Yogyakarta, www.gudeg.net - Endog abang atau telur merah yang selalu hadir di Sekaten merupakan salah satu bentuk tradisi yang tetap terjaga. Endog abang sebenarnya adalah telur rebus biasa yang diwarnai dengan warna merah, lalu ditusuk dengan sebilah bambu kecil. Pada bagian bambunya lalu dihias dengan kertas putih.
Menurut Mbah Budi (74), seorang nenek penjual endog abang yang berjulan di sekitaran Masjid Agung Kauman, endog abang ini sudah ada sejak jaman dulu. Mbah Budi sudah berjualan endog abang sejak tahun 1960. Ia bercerita bahwa waktu masih muda ia diberi pesan oleh orang-orang tua penjual endog abang supaya ketika mereka sudah tidak lagi berjualan, Mbah Budi meneruskan berjualan endog abang dengan harapan agar tradisi ini tidak hilang.
Ia juga menuturkan bahwa telur pada endog abang ibaratnya adalah ibarat orang. Bahasa Jawa krama dari telur adalah tigan. Tigan dekat dengan kata tiyang yang berarti orang. Hiasan kertas pada bagian atas telur ia sebut sebagai dian yang dalam bahasa Indonesia berarti lampu, dan bagian bawah atau cagak nya ibarat kaki. Mbah Budi menambahkan bahwa warna merah dan putih artinya bapa biyung atau ayah ibu, yang lalu menghasilkan keturunan yang dilambangkan dengan telur.

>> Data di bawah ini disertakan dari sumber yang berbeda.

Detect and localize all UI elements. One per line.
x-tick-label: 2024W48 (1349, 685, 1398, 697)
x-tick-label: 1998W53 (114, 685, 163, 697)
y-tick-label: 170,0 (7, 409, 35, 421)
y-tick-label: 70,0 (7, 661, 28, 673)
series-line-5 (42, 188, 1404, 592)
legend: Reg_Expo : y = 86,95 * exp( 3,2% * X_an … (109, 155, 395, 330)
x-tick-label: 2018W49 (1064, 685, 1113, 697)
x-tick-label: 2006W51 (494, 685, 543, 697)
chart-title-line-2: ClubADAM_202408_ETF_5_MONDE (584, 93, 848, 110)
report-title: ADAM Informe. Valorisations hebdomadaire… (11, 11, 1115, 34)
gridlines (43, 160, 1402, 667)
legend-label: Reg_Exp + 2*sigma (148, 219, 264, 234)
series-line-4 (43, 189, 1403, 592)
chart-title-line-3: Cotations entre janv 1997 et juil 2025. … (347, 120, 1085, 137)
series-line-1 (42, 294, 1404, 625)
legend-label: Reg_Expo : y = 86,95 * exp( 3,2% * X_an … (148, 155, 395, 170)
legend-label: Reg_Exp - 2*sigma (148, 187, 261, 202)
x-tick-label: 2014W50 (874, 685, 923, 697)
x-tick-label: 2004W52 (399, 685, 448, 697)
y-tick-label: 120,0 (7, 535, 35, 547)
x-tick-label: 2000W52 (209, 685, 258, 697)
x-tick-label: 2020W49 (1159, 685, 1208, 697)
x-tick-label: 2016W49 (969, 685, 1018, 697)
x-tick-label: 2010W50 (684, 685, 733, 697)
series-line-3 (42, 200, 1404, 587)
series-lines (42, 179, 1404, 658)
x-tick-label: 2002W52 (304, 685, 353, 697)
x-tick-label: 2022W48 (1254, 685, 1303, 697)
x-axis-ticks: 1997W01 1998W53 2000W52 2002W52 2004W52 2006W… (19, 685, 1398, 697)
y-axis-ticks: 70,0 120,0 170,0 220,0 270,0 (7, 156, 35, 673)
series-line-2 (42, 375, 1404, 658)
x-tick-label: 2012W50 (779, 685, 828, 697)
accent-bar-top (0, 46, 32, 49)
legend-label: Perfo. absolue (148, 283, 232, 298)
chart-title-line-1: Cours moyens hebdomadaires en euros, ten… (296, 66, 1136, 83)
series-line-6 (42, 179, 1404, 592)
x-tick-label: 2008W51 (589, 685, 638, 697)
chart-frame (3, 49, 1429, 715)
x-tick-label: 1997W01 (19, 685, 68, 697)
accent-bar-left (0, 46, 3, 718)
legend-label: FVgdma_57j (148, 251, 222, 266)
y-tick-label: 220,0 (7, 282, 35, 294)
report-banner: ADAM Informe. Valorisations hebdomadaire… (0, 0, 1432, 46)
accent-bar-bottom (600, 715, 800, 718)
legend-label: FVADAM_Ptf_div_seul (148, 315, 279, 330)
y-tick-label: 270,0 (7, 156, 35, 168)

Selain filosofi endog abang seperti yang diceritakan Mbah Budi, ada juga yang memaknai bahwa warna merah adalah lambang kesejahteraan, dan telur yang ditusuk dengan bambu menunjukkan hubungan manusia dengan Tuhan.
Penganan unik ini hanya dapat ditemui di perayaan Sekaten. Rasanya memang tidak berbeda dengan telur ayam rebus biasa. Tapi dengan membelinya kita ikut menjaga tradisi agar tetap lestari.